A LOCAL authority has approved a 1.99 per cent rise in its share of the council tax after the Labour leadership voted down a Tory bid to freeze it instead.

As a result from April 1 Hyndburn residents will pay an additional £5.01 a year if they live in a Band D family home and £3.34 a year if they live in one a Band A terraced property.

With extra increased levies from Lancashire County Council and to pay for the police and fire services the full annual council tax bill in Hyndburn for a Band A household in 2012/22 will be £1,340.30 and for a Band D home £2,010.44.

Council leader Cllr Miles Parkinson told a special budget meeting on Thursday night the increase was essential in view of 11 years of government grant cuts and the impact of of coronavirus.

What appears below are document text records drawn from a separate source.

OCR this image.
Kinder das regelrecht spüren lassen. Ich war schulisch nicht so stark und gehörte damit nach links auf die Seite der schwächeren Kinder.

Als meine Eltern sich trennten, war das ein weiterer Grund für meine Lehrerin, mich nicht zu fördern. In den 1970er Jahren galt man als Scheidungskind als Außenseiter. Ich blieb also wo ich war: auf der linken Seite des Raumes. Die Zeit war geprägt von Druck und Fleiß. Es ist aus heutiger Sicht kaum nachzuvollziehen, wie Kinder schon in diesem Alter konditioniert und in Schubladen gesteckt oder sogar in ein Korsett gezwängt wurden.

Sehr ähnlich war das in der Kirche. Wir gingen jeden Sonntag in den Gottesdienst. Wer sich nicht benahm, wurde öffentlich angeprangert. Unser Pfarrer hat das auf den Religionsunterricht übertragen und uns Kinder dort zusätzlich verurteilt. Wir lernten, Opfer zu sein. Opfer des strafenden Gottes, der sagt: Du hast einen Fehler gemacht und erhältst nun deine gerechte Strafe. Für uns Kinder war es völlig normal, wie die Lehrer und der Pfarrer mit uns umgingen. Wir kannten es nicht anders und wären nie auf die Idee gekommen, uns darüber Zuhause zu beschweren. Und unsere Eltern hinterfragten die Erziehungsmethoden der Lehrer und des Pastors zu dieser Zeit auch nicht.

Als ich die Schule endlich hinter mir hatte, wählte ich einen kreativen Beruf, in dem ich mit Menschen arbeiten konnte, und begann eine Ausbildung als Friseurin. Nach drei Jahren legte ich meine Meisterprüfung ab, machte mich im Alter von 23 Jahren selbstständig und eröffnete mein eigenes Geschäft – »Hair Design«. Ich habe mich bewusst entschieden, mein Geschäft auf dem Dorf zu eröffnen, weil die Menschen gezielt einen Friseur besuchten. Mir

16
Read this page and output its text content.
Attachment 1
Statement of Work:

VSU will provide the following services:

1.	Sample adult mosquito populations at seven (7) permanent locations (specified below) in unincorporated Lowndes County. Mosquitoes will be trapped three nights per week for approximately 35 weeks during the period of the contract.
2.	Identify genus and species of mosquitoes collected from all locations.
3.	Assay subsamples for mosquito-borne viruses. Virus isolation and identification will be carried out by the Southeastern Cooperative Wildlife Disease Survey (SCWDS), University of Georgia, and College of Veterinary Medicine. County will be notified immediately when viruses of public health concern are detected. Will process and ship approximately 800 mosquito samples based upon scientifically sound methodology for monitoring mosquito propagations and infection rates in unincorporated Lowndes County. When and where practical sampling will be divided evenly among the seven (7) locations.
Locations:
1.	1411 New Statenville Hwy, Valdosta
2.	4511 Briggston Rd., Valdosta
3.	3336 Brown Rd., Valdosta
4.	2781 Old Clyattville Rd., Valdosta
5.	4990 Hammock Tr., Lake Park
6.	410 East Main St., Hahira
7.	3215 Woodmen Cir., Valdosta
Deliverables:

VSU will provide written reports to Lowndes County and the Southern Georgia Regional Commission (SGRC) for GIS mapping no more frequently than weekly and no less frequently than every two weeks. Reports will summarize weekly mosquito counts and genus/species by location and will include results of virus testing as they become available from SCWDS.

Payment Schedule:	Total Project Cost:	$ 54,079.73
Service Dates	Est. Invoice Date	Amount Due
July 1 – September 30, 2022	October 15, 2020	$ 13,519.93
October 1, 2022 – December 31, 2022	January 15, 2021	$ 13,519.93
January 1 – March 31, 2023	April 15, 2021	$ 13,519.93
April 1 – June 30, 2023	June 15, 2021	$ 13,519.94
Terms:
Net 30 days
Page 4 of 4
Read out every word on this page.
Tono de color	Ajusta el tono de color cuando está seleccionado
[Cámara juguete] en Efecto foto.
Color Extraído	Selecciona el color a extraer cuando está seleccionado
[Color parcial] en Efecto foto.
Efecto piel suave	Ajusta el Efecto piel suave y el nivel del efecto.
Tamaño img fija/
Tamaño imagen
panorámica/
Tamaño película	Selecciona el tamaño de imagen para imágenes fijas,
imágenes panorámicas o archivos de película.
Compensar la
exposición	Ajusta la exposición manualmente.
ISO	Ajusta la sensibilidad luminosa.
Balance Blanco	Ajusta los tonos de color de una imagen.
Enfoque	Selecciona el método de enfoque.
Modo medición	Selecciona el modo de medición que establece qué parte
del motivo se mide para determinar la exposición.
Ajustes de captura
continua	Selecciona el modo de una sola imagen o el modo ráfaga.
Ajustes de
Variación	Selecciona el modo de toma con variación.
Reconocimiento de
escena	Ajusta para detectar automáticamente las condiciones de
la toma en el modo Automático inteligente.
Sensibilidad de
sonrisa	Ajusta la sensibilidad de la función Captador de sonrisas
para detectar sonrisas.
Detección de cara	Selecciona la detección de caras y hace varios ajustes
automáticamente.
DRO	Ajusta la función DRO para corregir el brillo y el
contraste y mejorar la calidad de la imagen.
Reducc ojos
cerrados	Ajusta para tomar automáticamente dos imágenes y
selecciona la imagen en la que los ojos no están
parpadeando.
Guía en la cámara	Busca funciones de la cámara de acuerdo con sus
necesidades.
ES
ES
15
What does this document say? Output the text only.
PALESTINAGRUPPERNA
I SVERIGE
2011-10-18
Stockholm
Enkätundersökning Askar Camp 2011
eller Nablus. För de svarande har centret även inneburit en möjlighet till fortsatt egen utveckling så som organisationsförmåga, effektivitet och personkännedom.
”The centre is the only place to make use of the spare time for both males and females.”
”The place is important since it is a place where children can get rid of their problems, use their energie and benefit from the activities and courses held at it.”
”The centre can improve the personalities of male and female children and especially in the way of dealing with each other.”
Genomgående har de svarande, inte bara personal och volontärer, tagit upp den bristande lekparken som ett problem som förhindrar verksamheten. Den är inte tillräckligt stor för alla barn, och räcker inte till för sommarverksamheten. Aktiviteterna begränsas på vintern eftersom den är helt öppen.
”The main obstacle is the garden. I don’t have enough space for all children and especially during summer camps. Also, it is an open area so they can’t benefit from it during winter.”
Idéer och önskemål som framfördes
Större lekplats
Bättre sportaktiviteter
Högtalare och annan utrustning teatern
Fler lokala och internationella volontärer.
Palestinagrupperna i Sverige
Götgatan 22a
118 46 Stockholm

He said: "We have to plan for the future. Employment and housing are central to Hyndburn Council's vision."

Conservative group leader Cllr Marlene Haworth said Labour's budget had 'no vision, no strategy, and no support for residents'.

She proposed freezing the council tax paid for a by further one per cent saving on spending and using £200,000 from reserves to finance an new economic development hub and pay for mental health counselling for residents affected by the pandemic.

Cllr Haworth called for the diversion of cash from Accrington town centre redevelopment for projects in Rishton and Clayton-le-Moors and the retention of Great Harwood's Mercer Hall as a swimming pool and leisure centre.

Cllr Parkinson said the council intended to follow up its investment in Accrington town centre with similar cash injections for the borough's other townships.

He said Mercer Hall was now at the end of its useful life as a swimming pool and the council was investing £10m in a 'transformational agenda' for leisure in Hyndburn including a new centre on Wilsons Playing Fields in Clayton-le-Moors to be completed in 2023.

Clayton-le-Moors ward's Labour Cllr Tim O'Kane said: "This Tory budget is a complete joke. Labour's is the only budget which adds up."